Pathatrix 10 Pooling Salmonella spp. kit supports pooling of up to 10 enriched samples into a single preparation, which is assayed as an individual test in the real-time polymerase chain reaction (PCR)-based MicroSEQ Salmonella spp. detection kit.

A negative result indicates all representative samples are negative, while a positive result shows that at least one sample is positive and the enriched samples must be re-run through the Pathatrix and the MicroSEQ assay individually.

How it works

The link is a heated lysis step, Nir Nimrodi, general manager of the animal and food safety business for Life Technologies, told FoodQualityNews.com.

“The IMS beads with the Salmonella cells attached to it, are treated by a heated lysis step (lysis buffer) to release the DNA. The released Salmonella DNA is detected by real-time PCR using the MicroSEQ Salmonella spp real-time Detection kits,” he said.

The firm said the validation supports alternatives in pooling protocols and enables reduced costs for the European food safety market.

Pathatrix Auto in combination with the MicroSEQ Salmonella spp. detection kit obtained AOAC validation in 2013.

It is approved for testing on meat, raw beef, cooked delicatessen meats and ready-to-reheat foods as well as dairy products, including milk powders, infant formula, and milk.

Each kit includes one vial of antibody-coated beads and sterile, single-use plastic consumables for 50 pooled tests (500 individual, enriched samples).

Nimrodi the pooling of 10 samples is the maximum pooling for the Pathatrix instrument and there are no plans to go for a higher level of pooling.

“You can only pinpoint the positive sample to rerun every sample individually when the pool is showing a positive result,” he said.

“From time and cost point of view, this is very effective, as food safety testing is a negative screening.
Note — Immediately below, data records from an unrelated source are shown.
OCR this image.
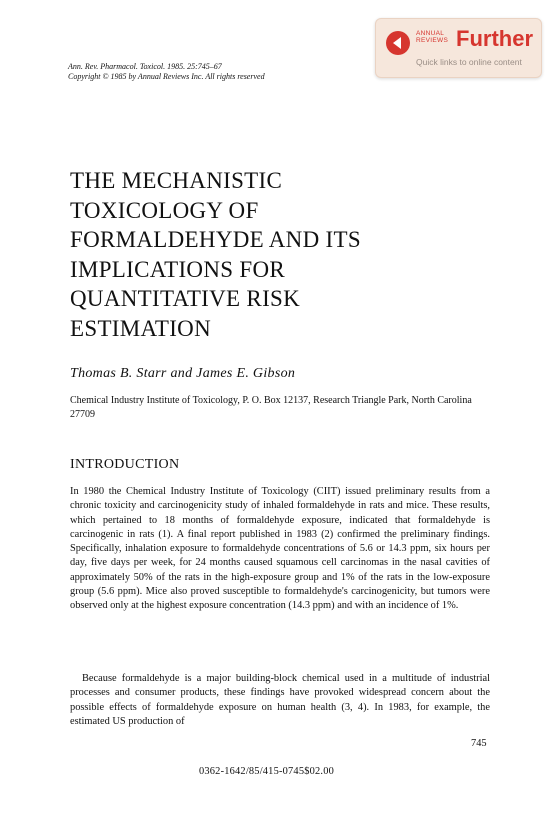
ANNUAL
REVIEWS Further
Quick links to online content
Ann. Rev. Pharmacol. Toxicol. 1985. 25:745–67
Copyright © 1985 by Annual Reviews Inc. All rights reserved
THE MECHANISTIC
TOXICOLOGY OF
FORMALDEHYDE AND ITS
IMPLICATIONS FOR
QUANTITATIVE RISK
ESTIMATION
Thomas B. Starr and James E. Gibson
Chemical Industry Institute of Toxicology, P. O. Box 12137, Research Triangle Park, North Carolina 27709
INTRODUCTION
In 1980 the Chemical Industry Institute of Toxicology (CIIT) issued preliminary results from a chronic toxicity and carcinogenicity study of inhaled formaldehyde in rats and mice. These results, which pertained to 18 months of formaldehyde exposure, indicated that formaldehyde is carcinogenic in rats (1). A final report published in 1983 (2) confirmed the preliminary findings. Specifically, inhalation exposure to formaldehyde concentrations of 5.6 or 14.3 ppm, six hours per day, five days per week, for 24 months caused squamous cell carcinomas in the nasal cavities of approximately 50% of the rats in the high-exposure group and 1% of the rats in the low-exposure group (5.6 ppm). Mice also proved susceptible to formaldehyde's carcinogenicity, but tumors were observed only at the highest exposure concentration (14.3 ppm) and with an incidence of 1%.
Because formaldehyde is a major building-block chemical used in a multitude of industrial processes and consumer products, these findings have provoked widespread concern about the possible effects of formaldehyde exposure on human health (3, 4). In 1983, for example, the estimated US production of
745
0362-1642/85/415-0745$02.00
As HACCP plans are set up in food production companies, only a very low level of positives is seen (1%) during laboratory screening, so re-testing is only needed very few times.”

Reduce downstream testing cost

The workflow can reduce downstream testing costs by up to 90% without trading performance, said Nimrodi.

“The fact is that using a wet pooling system like the Pathatrix allows you to run only one detection for 10 samples instead of 10 detections, meaning 1 PCR instead of 10, or 1 selective plating analysis instead of 10x,” he said.

“We mainly see three types of detection in the market: by real-time PCR, by selective agar plating, by immunoassays.  The costs for each methodology are depending on the workflow and kind of food matrices.

“The fact is that using a wet pooling system like the Pathatrix allows you to run one PCR for 10 samples instead of 10 PCRs.”

The approval is the result of Life Technologies’ acquisition of Matrix Microscience and its Pathatrix Auto platform in January 2012.

Pathatrix Auto System and MicroSEQ food pathogen detection methods are for testing of food and environmental samples only.